A candidata Paula Matos, da Iniciativa Liberal (IL), enfatizou o papel das políticas fiscais para aumentar a capacidade financeira das famílias. Além da construção de habitação a custos controlados, propôs reduzir o IMI e devolver o IRS dentro do máximo legal às famílias, aumentando a liquidez para suportar os custos da habitação. Reconheceu que os empreendimentos de luxo geram maior receita para o município, mas defendeu que é essencial criar riqueza de forma a financiar medidas de habitação acessível.

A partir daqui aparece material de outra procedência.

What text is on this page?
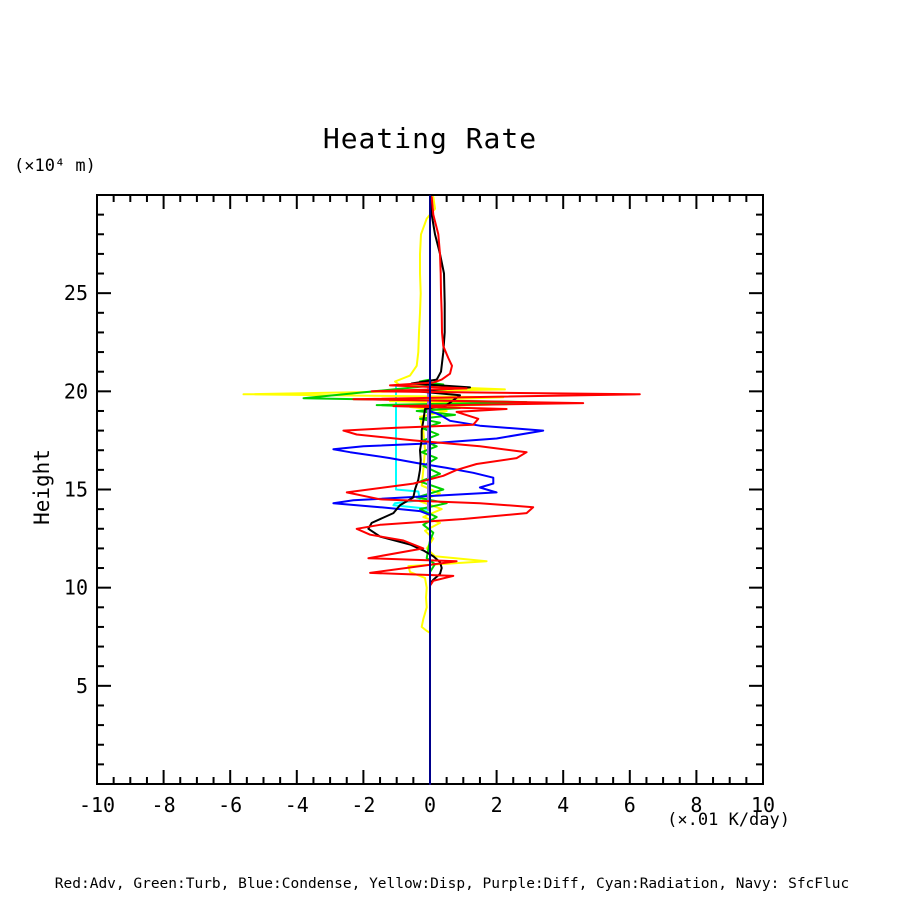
Heating Rate
(×10⁴ m)
Height
-10 -8 -6 -4 -2 0	2	4	6	8 10
5
10
15
20
25
(×.01 K/day)
Red:Adv, Green:Turb, Blue:Condense, Yellow:Disp, Purple:Diff, Cyan:Radiation, Navy: SfcFluc
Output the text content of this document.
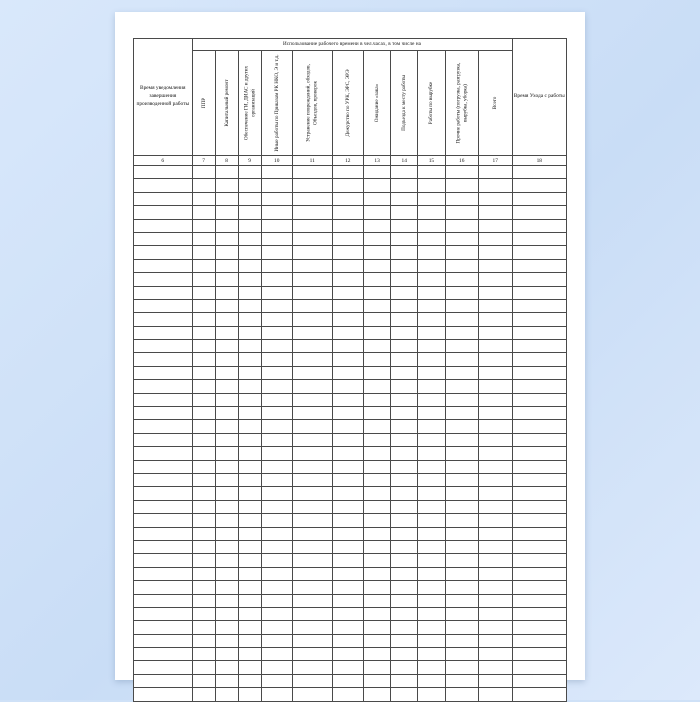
Время уведомления завершения производенной работы	Использование рабочего времени в чел.часах, в том числе на											Время Ухода с работы

	ППР	Капитальный ремонт	Обеспечение ГИ, ДИАС и других организаций	Иные работы по Приказам РК НКО, Э и т.д.	Устранение повреждений, обходов, Объездов, проверок	Дежурство по УРК, ЭРС, ЭРЭ	Ожидание «зака»	Подъезда к месту работы	Работы по вырубке	Прочие работы (погрузка, разгрузка, вырубка, уборка)	Всего	

6	7	8	9	10	11	12	13	14	15	16	17	18
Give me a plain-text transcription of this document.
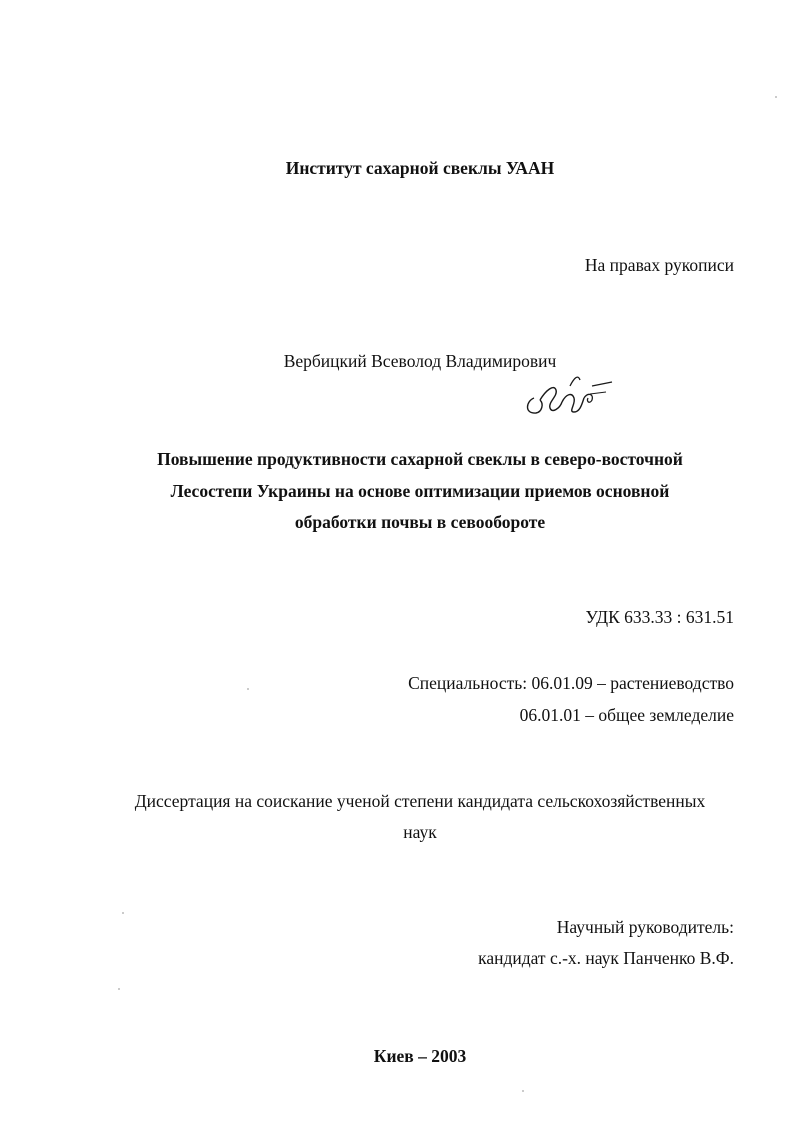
Институт сахарной свеклы УААН
На правах рукописи
Вербицкий Всеволод Владимирович
Повышение продуктивности сахарной свеклы в северо-восточной
Лесостепи Украины на основе оптимизации приемов основной
обработки почвы в севообороте
УДК 633.33 : 631.51
Специальность: 06.01.09 – растениеводство
06.01.01 – общее земледелие
Диссертация на соискание ученой степени кандидата сельскохозяйственных
наук
Научный руководитель:
кандидат с.-х. наук Панченко В.Ф.
Киев – 2003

Quem defendeu um “planeamento territorial equilibrado” foi Raquel Prazeres, da CDU, criticando a segregação de habitação social e condomínios de luxo. A candidata sublinhou a importância de integrar habitação social e acessível com o restante tecido urbano, utilizando programas do PDM e do PRR e ajudando famílias a candidatarem-se ao primeiro direito.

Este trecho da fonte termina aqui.